Internal parasites are in our environment; therefore, communicability to our pets is unavoidable. To protect our pets from the damage parasites can cause, we need to deworm regularly.
Dogs and cats can acquire many types of internal parasites. Some are species-specific, some are passed to different species, and some are zoonotic (transmissible to humans).
Children, elderly and immunocompromised people are at higher risk of damage by parasites travelling through the body. The most common parasites in our area are roundworms, hookworms, whipworms and tapeworms. Your veterinarian will recommend deworming your pet in 2-weeks to 6-week intervals. They will develop a deworming regime based on your pets age, and exposure.
For example, the cat who lives by itself and is 100% indoor will differ from the dog who is outside on trails or at the dog park daily. Some parasite eggs can lie dormant in our environment for up to a year, especially in our mild climate. Some parasite eggs are very sticky, and as the dog sniffs around, they parasites stick to the dog’s nose or paws. As the dog licks its nose and paws, they become infected.
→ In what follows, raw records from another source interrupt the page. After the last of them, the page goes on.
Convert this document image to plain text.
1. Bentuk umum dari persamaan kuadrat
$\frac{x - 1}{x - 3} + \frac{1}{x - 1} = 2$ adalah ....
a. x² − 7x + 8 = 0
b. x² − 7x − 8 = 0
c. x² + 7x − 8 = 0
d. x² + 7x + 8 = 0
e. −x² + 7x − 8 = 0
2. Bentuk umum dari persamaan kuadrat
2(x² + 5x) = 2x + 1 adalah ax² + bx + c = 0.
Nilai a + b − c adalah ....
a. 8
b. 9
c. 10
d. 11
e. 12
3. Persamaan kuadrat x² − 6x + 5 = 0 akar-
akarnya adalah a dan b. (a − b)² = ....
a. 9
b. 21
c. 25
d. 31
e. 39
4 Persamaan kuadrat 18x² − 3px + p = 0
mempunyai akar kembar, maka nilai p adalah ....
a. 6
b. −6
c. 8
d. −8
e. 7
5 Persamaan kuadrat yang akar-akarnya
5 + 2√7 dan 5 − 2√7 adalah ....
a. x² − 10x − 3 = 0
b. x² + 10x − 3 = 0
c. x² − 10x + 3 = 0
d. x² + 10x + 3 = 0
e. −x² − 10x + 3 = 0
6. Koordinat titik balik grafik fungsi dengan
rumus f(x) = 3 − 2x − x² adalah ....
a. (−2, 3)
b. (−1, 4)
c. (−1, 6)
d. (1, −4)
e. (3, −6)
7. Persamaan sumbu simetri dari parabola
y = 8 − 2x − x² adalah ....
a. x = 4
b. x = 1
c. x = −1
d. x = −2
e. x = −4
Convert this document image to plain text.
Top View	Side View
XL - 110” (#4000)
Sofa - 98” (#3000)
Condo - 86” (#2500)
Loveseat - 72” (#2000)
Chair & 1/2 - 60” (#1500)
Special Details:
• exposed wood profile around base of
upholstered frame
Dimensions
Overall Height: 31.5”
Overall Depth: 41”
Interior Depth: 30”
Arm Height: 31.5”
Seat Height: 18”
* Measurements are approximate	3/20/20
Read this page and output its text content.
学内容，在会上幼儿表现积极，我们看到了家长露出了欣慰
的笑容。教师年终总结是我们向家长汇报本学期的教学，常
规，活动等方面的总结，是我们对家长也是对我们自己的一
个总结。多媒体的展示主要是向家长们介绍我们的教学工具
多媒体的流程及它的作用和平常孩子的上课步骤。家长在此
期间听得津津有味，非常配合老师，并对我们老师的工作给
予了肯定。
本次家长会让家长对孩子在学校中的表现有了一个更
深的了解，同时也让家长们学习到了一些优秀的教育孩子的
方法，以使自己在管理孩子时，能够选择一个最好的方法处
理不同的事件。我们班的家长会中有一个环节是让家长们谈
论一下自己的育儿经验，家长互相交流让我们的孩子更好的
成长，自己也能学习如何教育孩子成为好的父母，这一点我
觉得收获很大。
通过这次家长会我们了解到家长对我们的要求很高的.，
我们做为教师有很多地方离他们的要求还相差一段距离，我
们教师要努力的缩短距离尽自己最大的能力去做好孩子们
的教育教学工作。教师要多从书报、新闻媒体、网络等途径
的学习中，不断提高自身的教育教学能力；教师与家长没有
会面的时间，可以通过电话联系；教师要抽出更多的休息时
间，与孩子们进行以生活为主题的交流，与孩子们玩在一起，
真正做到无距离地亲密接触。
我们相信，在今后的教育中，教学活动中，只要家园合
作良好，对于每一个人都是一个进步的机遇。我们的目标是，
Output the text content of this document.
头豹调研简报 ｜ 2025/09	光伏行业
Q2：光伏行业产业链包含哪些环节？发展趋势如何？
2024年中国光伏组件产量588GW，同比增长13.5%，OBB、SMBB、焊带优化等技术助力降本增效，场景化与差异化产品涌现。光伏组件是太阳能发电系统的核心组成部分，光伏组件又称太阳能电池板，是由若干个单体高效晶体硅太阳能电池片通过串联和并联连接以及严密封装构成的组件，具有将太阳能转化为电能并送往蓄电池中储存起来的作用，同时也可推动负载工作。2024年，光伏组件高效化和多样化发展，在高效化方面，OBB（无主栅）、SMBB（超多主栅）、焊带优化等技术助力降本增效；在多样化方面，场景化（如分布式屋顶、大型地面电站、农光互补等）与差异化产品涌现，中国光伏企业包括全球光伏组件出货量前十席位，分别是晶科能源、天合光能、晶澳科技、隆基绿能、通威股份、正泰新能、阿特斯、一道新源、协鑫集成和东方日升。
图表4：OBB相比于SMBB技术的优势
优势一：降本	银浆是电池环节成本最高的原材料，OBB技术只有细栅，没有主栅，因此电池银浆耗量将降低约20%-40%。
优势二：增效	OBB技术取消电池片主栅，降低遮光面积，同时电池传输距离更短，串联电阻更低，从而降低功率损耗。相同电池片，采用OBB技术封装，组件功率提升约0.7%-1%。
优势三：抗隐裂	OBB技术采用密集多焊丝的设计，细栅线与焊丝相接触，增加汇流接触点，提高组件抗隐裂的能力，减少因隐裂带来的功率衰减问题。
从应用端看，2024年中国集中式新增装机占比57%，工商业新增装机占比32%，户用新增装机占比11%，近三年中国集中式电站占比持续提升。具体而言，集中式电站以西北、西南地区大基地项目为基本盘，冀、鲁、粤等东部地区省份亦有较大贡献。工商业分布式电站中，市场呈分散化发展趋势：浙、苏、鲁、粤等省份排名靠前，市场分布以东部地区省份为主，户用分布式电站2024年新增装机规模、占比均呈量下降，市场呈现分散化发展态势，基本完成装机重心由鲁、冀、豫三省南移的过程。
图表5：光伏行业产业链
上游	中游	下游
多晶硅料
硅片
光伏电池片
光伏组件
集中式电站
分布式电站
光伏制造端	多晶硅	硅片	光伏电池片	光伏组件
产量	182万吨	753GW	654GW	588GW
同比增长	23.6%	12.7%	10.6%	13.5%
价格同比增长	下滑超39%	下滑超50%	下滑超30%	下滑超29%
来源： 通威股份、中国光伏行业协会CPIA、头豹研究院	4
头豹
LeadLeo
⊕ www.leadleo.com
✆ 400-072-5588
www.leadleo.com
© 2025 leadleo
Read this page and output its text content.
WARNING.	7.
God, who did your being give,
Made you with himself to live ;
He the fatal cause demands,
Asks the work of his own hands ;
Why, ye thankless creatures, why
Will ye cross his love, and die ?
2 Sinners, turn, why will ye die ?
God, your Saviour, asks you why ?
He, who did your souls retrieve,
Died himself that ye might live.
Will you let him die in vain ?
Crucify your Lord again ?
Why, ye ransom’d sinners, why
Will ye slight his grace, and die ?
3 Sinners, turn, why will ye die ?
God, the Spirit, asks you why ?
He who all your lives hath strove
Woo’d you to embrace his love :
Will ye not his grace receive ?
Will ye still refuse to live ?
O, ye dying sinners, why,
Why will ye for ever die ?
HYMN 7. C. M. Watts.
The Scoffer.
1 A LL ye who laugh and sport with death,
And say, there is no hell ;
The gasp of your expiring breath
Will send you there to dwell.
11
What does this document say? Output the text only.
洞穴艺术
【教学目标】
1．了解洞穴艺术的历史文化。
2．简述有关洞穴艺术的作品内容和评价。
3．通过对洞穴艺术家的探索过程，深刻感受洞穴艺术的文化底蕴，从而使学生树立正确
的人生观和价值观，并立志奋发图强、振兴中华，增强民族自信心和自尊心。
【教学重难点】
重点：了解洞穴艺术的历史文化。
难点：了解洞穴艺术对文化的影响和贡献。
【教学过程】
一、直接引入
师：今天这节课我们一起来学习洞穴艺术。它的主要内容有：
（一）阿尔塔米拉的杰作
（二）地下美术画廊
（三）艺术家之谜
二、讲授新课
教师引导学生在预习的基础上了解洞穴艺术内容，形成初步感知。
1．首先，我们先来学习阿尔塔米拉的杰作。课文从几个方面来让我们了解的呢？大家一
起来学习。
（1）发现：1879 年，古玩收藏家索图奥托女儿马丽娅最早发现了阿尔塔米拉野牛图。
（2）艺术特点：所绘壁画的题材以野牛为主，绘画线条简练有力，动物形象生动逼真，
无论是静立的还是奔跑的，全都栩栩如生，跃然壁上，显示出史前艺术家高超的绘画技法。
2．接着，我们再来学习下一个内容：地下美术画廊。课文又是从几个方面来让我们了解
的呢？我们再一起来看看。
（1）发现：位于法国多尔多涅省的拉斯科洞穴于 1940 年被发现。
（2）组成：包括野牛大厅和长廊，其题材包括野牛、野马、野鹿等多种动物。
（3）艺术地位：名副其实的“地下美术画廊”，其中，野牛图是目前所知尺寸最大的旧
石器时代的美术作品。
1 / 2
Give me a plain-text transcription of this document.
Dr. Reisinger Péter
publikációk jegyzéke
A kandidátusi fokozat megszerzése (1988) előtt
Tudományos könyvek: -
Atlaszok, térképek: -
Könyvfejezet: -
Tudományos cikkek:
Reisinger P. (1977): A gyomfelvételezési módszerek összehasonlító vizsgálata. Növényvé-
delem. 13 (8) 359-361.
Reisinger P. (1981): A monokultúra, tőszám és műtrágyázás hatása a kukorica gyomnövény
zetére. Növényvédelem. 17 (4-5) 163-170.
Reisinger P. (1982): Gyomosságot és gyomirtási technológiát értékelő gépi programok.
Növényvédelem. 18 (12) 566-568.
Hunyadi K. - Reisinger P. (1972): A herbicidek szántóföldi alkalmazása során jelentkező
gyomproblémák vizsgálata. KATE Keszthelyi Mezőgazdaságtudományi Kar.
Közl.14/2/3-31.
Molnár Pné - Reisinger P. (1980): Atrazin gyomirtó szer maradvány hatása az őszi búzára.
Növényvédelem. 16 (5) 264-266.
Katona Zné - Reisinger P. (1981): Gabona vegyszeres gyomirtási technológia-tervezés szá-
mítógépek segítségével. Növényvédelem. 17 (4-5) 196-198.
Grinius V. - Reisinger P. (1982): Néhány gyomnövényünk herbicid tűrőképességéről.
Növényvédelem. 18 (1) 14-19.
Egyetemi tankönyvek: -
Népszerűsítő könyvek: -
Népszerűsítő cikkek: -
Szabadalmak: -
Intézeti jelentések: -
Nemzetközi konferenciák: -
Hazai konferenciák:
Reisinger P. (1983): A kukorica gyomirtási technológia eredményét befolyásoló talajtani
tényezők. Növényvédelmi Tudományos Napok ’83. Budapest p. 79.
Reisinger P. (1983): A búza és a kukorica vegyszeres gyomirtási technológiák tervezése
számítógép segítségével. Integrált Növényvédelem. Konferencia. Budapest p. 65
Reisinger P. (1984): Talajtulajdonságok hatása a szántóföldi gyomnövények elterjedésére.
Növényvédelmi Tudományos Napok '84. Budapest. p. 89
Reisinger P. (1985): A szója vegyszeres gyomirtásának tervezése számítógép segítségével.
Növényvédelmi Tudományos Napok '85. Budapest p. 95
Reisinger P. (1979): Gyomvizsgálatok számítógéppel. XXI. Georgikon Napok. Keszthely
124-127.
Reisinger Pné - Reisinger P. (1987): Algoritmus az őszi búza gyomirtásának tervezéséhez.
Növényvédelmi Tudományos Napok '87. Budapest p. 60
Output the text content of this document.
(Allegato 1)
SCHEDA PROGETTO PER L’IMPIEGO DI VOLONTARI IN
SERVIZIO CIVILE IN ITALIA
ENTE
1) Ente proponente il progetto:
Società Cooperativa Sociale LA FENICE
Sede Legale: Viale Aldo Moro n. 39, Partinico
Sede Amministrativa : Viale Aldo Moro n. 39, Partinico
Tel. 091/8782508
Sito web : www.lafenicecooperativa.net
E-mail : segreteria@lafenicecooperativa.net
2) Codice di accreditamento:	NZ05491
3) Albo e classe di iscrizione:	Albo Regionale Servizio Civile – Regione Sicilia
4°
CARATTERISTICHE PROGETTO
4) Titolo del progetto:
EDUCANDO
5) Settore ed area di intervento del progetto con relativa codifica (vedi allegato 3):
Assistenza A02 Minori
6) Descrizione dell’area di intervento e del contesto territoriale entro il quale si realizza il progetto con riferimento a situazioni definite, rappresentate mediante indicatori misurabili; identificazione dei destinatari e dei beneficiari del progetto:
Other forms of transmission include grooming each other, litter boxes, coprophagia (eating feces), eating rabbits/rodents, and ingestion of fleas (for tapeworms). Dewormer acts as a quick kill adulticide (which differs from flea treatments which are long-acting/residual). Dewormer kills the adult worms in the body at that time. However, the pet could become infected after that deworming treatment, which is why we need to keep on the regime set by your veterinarian. It’s important to check your pet’s stool once a year for parasite eggs. It should be part of your pet’s annual vet visit to ensure that the deworming regimen is working for their lifestyle.